高市総理は、6日の参院予算委員会で、中東情勢を受けて補正予算を編成する考えがあるか野党から問われた際、「その手は桑名の焼きはまぐりだ」と答弁していて、石原氏は記者団に対し、「桑名の皆さんがお礼を言いたいということで、ハマグリを持って表敬訪問した」と説明した。
「その手は桑名の焼きはまぐり」は、「その手は食わない」の意味で、桑名の名物と掛けた江戸時代由来の駄じゃれ。
石原氏によると、高市総理は「答弁がハマグリの評価を下げるのではないか」と懸念していたが、伊藤市長から「漁師、仲買、販売している皆さんは大変喜び、活気づいた」と聞き、喜んだという。

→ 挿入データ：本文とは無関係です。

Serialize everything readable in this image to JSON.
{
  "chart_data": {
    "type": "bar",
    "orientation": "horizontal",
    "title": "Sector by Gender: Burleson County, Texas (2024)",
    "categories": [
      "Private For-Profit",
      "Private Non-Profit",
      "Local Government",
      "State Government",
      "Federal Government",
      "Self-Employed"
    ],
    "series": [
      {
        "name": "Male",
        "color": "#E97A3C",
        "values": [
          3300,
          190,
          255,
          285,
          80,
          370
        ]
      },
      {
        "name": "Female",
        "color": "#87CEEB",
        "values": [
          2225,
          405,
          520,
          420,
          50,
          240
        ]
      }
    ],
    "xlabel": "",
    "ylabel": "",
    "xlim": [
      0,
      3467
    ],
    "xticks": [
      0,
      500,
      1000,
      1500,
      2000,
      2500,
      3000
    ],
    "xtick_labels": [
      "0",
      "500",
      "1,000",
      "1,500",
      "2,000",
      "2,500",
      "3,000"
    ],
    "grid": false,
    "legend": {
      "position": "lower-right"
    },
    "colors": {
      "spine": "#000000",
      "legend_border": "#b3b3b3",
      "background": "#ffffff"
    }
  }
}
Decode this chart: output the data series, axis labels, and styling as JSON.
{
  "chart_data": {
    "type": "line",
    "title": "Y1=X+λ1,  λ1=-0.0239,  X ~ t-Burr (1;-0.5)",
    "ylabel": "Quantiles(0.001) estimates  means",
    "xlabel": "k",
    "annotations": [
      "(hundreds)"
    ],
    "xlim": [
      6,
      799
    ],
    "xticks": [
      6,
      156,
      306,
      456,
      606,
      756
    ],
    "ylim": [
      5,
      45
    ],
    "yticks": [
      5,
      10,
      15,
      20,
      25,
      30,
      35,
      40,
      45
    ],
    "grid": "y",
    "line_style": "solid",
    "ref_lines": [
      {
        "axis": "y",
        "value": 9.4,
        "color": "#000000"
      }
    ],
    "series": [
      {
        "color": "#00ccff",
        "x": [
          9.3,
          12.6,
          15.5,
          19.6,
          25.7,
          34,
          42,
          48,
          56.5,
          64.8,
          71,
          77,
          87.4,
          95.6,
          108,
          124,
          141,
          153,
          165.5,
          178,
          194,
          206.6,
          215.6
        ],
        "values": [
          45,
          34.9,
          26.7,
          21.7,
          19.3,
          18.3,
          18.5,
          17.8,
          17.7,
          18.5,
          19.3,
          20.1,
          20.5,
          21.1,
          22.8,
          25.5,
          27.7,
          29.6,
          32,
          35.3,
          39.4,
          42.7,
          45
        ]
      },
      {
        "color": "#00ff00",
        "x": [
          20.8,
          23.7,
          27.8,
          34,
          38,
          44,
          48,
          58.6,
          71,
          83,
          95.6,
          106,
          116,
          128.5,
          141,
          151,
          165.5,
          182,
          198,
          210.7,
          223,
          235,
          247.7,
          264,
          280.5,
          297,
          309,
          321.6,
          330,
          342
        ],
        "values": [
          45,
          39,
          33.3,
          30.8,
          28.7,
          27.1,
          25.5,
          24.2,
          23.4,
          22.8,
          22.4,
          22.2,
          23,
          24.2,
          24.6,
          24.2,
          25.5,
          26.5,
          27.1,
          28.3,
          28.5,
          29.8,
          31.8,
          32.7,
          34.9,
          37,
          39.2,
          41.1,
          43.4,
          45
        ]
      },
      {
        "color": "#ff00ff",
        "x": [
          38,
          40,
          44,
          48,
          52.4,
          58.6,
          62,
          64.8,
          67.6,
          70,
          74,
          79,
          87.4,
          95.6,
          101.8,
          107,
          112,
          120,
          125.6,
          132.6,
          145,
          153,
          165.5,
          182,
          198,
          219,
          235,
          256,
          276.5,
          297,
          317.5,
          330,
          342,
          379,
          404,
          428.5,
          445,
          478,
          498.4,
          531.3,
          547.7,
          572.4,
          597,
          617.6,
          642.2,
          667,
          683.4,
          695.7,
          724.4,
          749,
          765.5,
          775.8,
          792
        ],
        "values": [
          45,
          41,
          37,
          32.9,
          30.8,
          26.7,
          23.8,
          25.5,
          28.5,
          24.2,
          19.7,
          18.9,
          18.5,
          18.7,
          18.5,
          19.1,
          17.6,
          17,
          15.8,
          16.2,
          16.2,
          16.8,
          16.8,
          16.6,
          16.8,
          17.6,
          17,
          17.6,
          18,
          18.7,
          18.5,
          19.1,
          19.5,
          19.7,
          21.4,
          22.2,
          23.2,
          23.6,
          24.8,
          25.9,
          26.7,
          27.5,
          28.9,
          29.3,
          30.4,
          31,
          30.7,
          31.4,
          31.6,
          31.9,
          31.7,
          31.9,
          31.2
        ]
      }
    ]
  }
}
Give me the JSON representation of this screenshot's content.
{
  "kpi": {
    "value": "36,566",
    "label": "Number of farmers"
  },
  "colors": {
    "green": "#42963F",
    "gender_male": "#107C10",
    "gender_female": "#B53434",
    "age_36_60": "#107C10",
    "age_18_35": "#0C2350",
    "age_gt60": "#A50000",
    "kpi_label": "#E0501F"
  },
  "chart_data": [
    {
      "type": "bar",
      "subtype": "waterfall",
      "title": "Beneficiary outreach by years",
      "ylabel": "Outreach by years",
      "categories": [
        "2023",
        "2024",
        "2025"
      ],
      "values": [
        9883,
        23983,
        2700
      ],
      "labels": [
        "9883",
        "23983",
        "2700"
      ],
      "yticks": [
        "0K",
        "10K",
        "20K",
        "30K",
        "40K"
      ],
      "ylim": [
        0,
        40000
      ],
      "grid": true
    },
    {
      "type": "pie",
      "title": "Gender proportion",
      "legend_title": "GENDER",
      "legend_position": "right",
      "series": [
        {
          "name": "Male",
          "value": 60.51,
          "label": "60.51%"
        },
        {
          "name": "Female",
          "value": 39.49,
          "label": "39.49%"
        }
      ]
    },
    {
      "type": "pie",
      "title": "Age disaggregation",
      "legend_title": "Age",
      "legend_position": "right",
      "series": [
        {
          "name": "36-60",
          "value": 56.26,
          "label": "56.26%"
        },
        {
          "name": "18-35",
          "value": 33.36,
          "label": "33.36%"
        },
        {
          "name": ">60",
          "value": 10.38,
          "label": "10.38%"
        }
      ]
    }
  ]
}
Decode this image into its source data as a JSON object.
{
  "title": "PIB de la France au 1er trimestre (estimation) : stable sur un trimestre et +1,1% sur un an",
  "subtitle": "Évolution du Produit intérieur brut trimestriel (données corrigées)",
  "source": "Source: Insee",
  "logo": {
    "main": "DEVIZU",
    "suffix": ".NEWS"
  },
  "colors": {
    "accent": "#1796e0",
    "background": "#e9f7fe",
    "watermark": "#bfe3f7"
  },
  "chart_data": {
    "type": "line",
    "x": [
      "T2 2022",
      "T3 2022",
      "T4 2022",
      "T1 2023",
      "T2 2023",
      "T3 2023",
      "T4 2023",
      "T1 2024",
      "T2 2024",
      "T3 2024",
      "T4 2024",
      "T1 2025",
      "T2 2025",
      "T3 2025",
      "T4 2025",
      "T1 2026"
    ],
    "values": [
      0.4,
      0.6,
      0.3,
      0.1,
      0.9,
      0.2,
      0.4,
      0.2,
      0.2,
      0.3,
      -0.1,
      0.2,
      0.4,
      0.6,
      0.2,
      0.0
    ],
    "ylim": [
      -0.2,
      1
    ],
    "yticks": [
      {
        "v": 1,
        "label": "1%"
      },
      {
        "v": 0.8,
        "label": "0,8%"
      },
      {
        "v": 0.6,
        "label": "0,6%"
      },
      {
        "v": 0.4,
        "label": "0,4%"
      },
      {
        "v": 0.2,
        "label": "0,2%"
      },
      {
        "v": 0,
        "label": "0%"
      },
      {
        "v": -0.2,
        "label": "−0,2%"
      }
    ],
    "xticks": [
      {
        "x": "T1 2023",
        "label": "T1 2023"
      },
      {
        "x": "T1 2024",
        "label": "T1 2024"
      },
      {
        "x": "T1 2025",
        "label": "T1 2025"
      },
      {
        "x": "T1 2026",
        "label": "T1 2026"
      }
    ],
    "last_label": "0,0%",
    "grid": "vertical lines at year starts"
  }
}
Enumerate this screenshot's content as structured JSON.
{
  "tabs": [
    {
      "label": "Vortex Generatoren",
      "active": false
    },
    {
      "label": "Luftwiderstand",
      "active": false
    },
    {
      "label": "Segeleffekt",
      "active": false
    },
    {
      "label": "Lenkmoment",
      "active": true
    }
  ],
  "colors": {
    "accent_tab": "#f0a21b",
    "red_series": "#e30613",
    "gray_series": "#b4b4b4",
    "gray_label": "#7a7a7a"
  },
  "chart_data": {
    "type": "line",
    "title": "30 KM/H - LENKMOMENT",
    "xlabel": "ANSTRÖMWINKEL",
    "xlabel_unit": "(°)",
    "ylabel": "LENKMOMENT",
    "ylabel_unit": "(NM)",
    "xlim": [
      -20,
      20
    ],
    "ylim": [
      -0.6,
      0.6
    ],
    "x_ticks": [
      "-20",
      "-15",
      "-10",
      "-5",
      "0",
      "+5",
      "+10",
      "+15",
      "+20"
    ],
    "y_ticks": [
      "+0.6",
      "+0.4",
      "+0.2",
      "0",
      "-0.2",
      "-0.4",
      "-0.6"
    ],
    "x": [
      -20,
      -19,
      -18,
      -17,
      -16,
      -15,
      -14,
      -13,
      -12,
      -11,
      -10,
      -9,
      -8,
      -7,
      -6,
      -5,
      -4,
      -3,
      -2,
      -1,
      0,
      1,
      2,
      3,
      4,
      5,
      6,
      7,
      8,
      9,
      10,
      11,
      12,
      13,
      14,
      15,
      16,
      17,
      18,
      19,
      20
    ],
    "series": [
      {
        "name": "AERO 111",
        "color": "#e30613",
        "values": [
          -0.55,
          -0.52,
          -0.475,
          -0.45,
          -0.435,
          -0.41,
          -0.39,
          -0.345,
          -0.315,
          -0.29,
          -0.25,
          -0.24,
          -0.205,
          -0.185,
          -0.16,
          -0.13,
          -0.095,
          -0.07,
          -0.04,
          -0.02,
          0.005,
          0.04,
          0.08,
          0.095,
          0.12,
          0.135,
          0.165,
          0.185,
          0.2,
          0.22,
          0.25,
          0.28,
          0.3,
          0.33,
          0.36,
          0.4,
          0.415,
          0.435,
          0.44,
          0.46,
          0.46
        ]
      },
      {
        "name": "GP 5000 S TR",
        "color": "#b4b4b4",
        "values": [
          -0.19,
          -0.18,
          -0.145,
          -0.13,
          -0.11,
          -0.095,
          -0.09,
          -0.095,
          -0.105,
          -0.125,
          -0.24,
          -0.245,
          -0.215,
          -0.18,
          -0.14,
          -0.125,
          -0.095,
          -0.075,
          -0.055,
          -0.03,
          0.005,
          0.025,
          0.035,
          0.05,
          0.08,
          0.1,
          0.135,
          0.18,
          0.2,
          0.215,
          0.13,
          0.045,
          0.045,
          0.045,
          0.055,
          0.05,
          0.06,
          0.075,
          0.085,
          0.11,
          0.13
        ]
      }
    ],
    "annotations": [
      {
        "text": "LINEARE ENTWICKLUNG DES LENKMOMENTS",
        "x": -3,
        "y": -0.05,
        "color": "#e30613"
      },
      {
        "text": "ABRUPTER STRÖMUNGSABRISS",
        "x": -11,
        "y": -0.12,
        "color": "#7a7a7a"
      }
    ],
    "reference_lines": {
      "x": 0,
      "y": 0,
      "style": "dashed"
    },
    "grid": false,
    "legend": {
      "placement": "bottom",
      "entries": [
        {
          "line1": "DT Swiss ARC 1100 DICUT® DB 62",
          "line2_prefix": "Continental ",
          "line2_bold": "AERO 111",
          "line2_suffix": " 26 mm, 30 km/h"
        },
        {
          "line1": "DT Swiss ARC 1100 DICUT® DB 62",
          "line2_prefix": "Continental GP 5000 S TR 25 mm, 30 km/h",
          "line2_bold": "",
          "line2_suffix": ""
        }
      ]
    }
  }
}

また、高市総理は「政治家の発言によって地方が活性化することの意義を意識した」と述べ、伊藤市長は「名古屋に来た際は、桑名に寄ってください」とアピールした。
記者団の取材に伊藤市長は、高市総理の国会答弁について「中継を見ていて、非常に驚いた。『総理が桑名と言ったぞ』ということで、突然、たくさんの連絡が来た」と振り返った。
そして、「高市総理は発信力がある。三重県と(総理の地元の)奈良県は隣同士で大変、勇気づけられている」と述べた。